Ukrainian author Irene Zabytko publishes new book
"When Luba Leaves Home" by Irene Zabytko. Chapel Hill, N.C.: Algonquin Books of Chapel Hill: 2003. 240 pp., $21.95.
Ukrainian American author Irene Zabytko has recently published a collection of stories called "When Luba Leaves Home." The book contains 10 short stories that follow the development of the main character, Luba, and, in so doing, examine the struggle of first-generation Ukrainian Americans to come to terms with their mixed national identity.
The book is set in 1968 in the Ukrainian Village section of Chicago, and Luba is a 19-year-old college student. Luba has a burning desire to escape from the Ukrainian Village and find her own identity as a "real" American. She even Americanizes her name, enrolling at her college as Linda, rather than Luba.

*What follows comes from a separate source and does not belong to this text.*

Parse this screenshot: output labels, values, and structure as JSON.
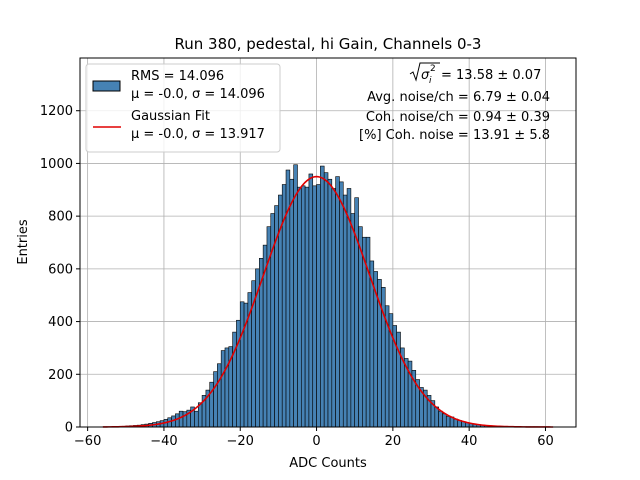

Luba tries to achieve a new sense of freedom from her immediate surroundings by buying a used car. However, her attempt at freedom from the Ukrainian community only results in a closer connection to it. Since she owns a car, the people in the Ukrainian Village come to rely on her for rides. Luba ends up driving her father to the doctor, driving the widow of a Ukrainian poet to a church banquet in her honor, and giving her friends from the community rides to school.
In the end, Luba comes to terms with her dual identity as a Ukrainian American, learning to be both Ukrainian and American. In the course of her narrative, Luba also provides a portrait of life in an urban Ukrainian American community in the 1960s, when World War II refugees were still relatively recent immigrants.

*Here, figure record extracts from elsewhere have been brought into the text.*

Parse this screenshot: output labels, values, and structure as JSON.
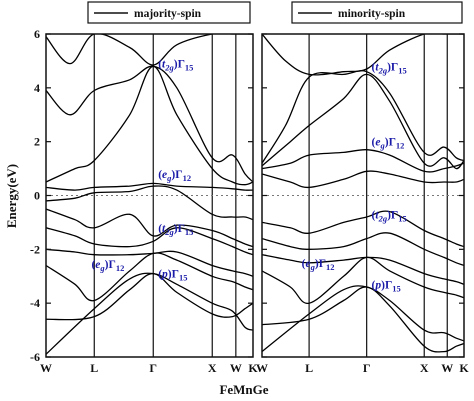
{
  "chart_data": {
    "type": "line",
    "ylabel": "Energy(eV)",
    "xlabel": "FeMnGe",
    "ylim": [
      -6,
      6
    ],
    "yticks": [
      6,
      4,
      2,
      0,
      -2,
      -4,
      -6
    ],
    "fermi_level": 0,
    "kpath": [
      "W",
      "L",
      "Γ",
      "X",
      "W",
      "K"
    ],
    "colors": {
      "bands": "#000000",
      "annotations": "#1a1aa8",
      "fermi": "#777777"
    },
    "panels": [
      {
        "legend": "majority-spin",
        "annotations": [
          {
            "orbital": "t",
            "sub": "2g",
            "rep": "Γ",
            "idx": "15",
            "k": 1.05,
            "e": 4.9
          },
          {
            "orbital": "e",
            "sub": "g",
            "rep": "Γ",
            "idx": "12",
            "k": 1.05,
            "e": 0.8
          },
          {
            "orbital": "t",
            "sub": "2g",
            "rep": "Γ",
            "idx": "15",
            "k": 1.05,
            "e": -1.2
          },
          {
            "orbital": "e",
            "sub": "g",
            "rep": "Γ",
            "idx": "12",
            "k": 0.45,
            "e": -2.55
          },
          {
            "orbital": "p",
            "sub": "",
            "rep": "Γ",
            "idx": "15",
            "k": 1.05,
            "e": -2.9
          }
        ],
        "bands": [
          {
            "k": [
              0,
              0.5,
              0.8,
              1,
              1.4,
              2,
              2.3,
              2.7,
              3
            ],
            "e": [
              -5.9,
              -4.2,
              -3.1,
              -2.9,
              -3.3,
              -4.0,
              -4.3,
              -4.9,
              -5.0
            ]
          },
          {
            "k": [
              0,
              0.5,
              0.8,
              1,
              1.4,
              2,
              2.3,
              2.7,
              3
            ],
            "e": [
              -4.6,
              -4.5,
              -3.5,
              -2.9,
              -3.6,
              -4.4,
              -4.5,
              -4.2,
              -4.0
            ]
          },
          {
            "k": [
              0,
              0.3,
              0.5,
              0.8,
              1,
              1.4,
              2,
              2.3,
              2.7,
              3
            ],
            "e": [
              -2.6,
              -3.3,
              -3.9,
              -2.8,
              -2.15,
              -2.4,
              -3.0,
              -3.2,
              -3.4,
              -3.5
            ]
          },
          {
            "k": [
              0,
              0.3,
              0.5,
              0.8,
              1,
              1.4,
              2,
              2.3,
              2.7,
              3
            ],
            "e": [
              -2.0,
              -2.1,
              -2.2,
              -2.2,
              -2.15,
              -2.1,
              -2.6,
              -2.8,
              -2.9,
              -3.0
            ]
          },
          {
            "k": [
              0,
              0.3,
              0.5,
              0.8,
              1,
              1.4,
              2,
              2.3,
              2.7,
              3
            ],
            "e": [
              -1.2,
              -1.5,
              -1.8,
              -1.9,
              -1.7,
              -1.2,
              -1.6,
              -1.9,
              -2.1,
              -2.2
            ]
          },
          {
            "k": [
              0,
              0.3,
              0.5,
              0.8,
              1,
              1.4,
              2,
              2.3,
              2.7,
              3
            ],
            "e": [
              -0.5,
              -0.9,
              -1.2,
              -0.7,
              -1.5,
              -1.1,
              -1.3,
              -1.6,
              -1.8,
              -1.9
            ]
          },
          {
            "k": [
              0,
              0.3,
              0.5,
              0.8,
              1,
              1.4,
              2,
              2.3,
              2.7,
              3
            ],
            "e": [
              -0.2,
              -0.1,
              0.1,
              0.15,
              0.35,
              0.2,
              -0.7,
              -0.8,
              -0.8,
              -0.9
            ]
          },
          {
            "k": [
              0,
              0.3,
              0.5,
              0.8,
              1,
              1.4,
              2,
              2.3,
              2.7,
              3
            ],
            "e": [
              0.3,
              0.2,
              0.3,
              0.35,
              0.45,
              0.35,
              0.3,
              0.25,
              0.2,
              0.2
            ]
          },
          {
            "k": [
              0,
              0.3,
              0.5,
              0.8,
              1,
              1.4,
              2,
              2.3,
              2.7,
              3
            ],
            "e": [
              0.5,
              1.0,
              1.3,
              3.0,
              4.8,
              3.0,
              1.0,
              0.5,
              0.4,
              0.5
            ]
          },
          {
            "k": [
              0,
              0.25,
              0.5,
              0.8,
              1,
              1.4,
              2,
              2.3,
              2.7,
              3
            ],
            "e": [
              3.9,
              3.0,
              3.9,
              4.3,
              4.8,
              4.0,
              1.4,
              1.5,
              0.8,
              0.5
            ]
          },
          {
            "k": [
              0,
              0.25,
              0.5,
              0.8,
              1,
              1.4,
              2,
              2.3,
              2.7,
              3
            ],
            "e": [
              5.9,
              4.9,
              6.0,
              5.5,
              4.85,
              5.6,
              6.0,
              6.0,
              6.0,
              6.0
            ]
          }
        ]
      },
      {
        "legend": "minority-spin",
        "annotations": [
          {
            "orbital": "t",
            "sub": "2g",
            "rep": "Γ",
            "idx": "15",
            "k": 1.05,
            "e": 4.8
          },
          {
            "orbital": "e",
            "sub": "g",
            "rep": "Γ",
            "idx": "12",
            "k": 1.05,
            "e": 2.0
          },
          {
            "orbital": "t",
            "sub": "2g",
            "rep": "Γ",
            "idx": "15",
            "k": 1.05,
            "e": -0.7
          },
          {
            "orbital": "e",
            "sub": "g",
            "rep": "Γ",
            "idx": "12",
            "k": 0.4,
            "e": -2.5
          },
          {
            "orbital": "p",
            "sub": "",
            "rep": "Γ",
            "idx": "15",
            "k": 1.05,
            "e": -3.3
          }
        ],
        "bands": [
          {
            "k": [
              0,
              0.5,
              0.8,
              1,
              1.4,
              2,
              2.3,
              2.7,
              3
            ],
            "e": [
              -5.8,
              -4.4,
              -3.5,
              -3.4,
              -3.9,
              -5.0,
              -5.1,
              -5.3,
              -5.4
            ]
          },
          {
            "k": [
              0,
              0.5,
              0.8,
              1,
              1.4,
              2,
              2.3,
              2.7,
              3
            ],
            "e": [
              -4.8,
              -4.6,
              -3.9,
              -3.4,
              -4.1,
              -5.6,
              -5.8,
              -5.6,
              -5.5
            ]
          },
          {
            "k": [
              0,
              0.3,
              0.5,
              0.8,
              1,
              1.4,
              2,
              2.3,
              2.7,
              3
            ],
            "e": [
              -2.8,
              -3.4,
              -4.0,
              -3.0,
              -2.3,
              -2.8,
              -3.4,
              -3.6,
              -3.7,
              -3.8
            ]
          },
          {
            "k": [
              0,
              0.3,
              0.5,
              0.8,
              1,
              1.4,
              2,
              2.3,
              2.7,
              3
            ],
            "e": [
              -2.2,
              -2.4,
              -2.5,
              -2.4,
              -2.3,
              -2.4,
              -2.9,
              -3.1,
              -3.2,
              -3.3
            ]
          },
          {
            "k": [
              0,
              0.3,
              0.5,
              0.8,
              1,
              1.4,
              2,
              2.3,
              2.7,
              3
            ],
            "e": [
              -1.6,
              -1.9,
              -2.0,
              -1.9,
              -1.6,
              -1.4,
              -2.0,
              -2.3,
              -2.5,
              -2.6
            ]
          },
          {
            "k": [
              0,
              0.3,
              0.5,
              0.8,
              1,
              1.4,
              2,
              2.3,
              2.7,
              3
            ],
            "e": [
              -1.0,
              -1.2,
              -1.4,
              -1.0,
              -0.8,
              -0.6,
              -1.3,
              -1.6,
              -1.8,
              -1.9
            ]
          },
          {
            "k": [
              0,
              0.3,
              0.5,
              0.8,
              1,
              1.4,
              2,
              2.3,
              2.7,
              3
            ],
            "e": [
              0.8,
              0.5,
              0.3,
              0.6,
              0.9,
              0.8,
              0.5,
              0.5,
              0.5,
              0.6
            ]
          },
          {
            "k": [
              0,
              0.3,
              0.5,
              0.8,
              1,
              1.4,
              2,
              2.3,
              2.7,
              3
            ],
            "e": [
              1.0,
              1.2,
              1.5,
              1.6,
              1.7,
              1.5,
              0.9,
              1.0,
              1.1,
              1.2
            ]
          },
          {
            "k": [
              0,
              0.3,
              0.5,
              0.8,
              1,
              1.4,
              2,
              2.3,
              2.7,
              3
            ],
            "e": [
              1.1,
              2.0,
              2.6,
              3.6,
              4.5,
              3.5,
              1.2,
              1.4,
              1.0,
              1.3
            ]
          },
          {
            "k": [
              0,
              0.25,
              0.5,
              0.8,
              1,
              1.4,
              2,
              2.3,
              2.7,
              3
            ],
            "e": [
              1.2,
              2.6,
              4.4,
              4.5,
              4.6,
              3.8,
              1.6,
              1.8,
              1.4,
              1.3
            ]
          },
          {
            "k": [
              0,
              0.25,
              0.5,
              0.8,
              1,
              1.4,
              2,
              2.3,
              2.7,
              3
            ],
            "e": [
              6.0,
              5.0,
              4.5,
              4.6,
              4.7,
              5.4,
              6.0,
              6.0,
              6.0,
              6.0
            ]
          }
        ]
      }
    ]
  }
}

Like the character Luba, Irene Zabytko is a first-generation Ukrainian American from the Ukrainian Village in Chicago. For her writing, she has received the PEN Syndicated Fiction Award and has appeared on National Public Radio's "The Sound of Writing."
Ms. Zabytko is also the author of "The Sky Unwashed," a novel about elderly Ukrainian women who moved back into their homes near the Chornobyl power plant not long after the disastrous explosion. "The Sky Unwashed" was a Barnes & Noble Discover Great New Writers title, a Book Sense 76 selection and a New England Booksellers Association Discovery selection.

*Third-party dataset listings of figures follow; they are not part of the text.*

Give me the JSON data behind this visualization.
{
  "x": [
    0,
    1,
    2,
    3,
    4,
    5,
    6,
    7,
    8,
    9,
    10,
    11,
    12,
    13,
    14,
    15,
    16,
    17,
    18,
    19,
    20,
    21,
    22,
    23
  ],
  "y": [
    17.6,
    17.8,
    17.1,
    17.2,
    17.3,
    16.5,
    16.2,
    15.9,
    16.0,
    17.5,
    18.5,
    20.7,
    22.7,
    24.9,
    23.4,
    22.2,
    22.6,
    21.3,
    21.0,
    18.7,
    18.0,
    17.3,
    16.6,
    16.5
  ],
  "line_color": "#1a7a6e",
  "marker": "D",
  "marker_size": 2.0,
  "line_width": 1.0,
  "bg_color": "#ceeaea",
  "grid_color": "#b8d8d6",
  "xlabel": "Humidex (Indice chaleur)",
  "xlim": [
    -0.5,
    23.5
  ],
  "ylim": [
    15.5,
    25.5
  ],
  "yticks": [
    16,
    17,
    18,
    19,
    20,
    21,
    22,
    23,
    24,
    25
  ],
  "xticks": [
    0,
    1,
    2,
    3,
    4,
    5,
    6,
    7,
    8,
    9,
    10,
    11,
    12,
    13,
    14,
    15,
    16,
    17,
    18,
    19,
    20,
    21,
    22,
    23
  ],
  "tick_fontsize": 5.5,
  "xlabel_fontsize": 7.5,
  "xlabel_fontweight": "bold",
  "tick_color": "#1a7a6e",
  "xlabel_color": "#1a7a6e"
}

The book was recently reviewed in the Chicago Tribune. Writing in the paper's May 25 issue, Julie Parson-Nesbitt noted that "Irene Zabytko brings this place [the Ukrainian Village section of Chicago] and time vividly to life with insight, affection and humor" and that she "provides an engaging and perceptive look into a community rarely portrayed in American literature."
The reviewer also wrote that Ms. Zabytko "has a gift for bringing her characters to life by showing their weaknesses" and "has a sharp ear for language." Ms. Parson-Nesbitt added that "Chicago readers will catch the in jokes and sly references: Western Avenue becomes Eastern Avenue, and the University of Illinois at Chicago is thinly disguised as Loop University."
" 'When Luba Leaves Home' adds to the enduring literature of American immigrant stories told through the compelling voices of its crucial first-generation daughters," the review concludes.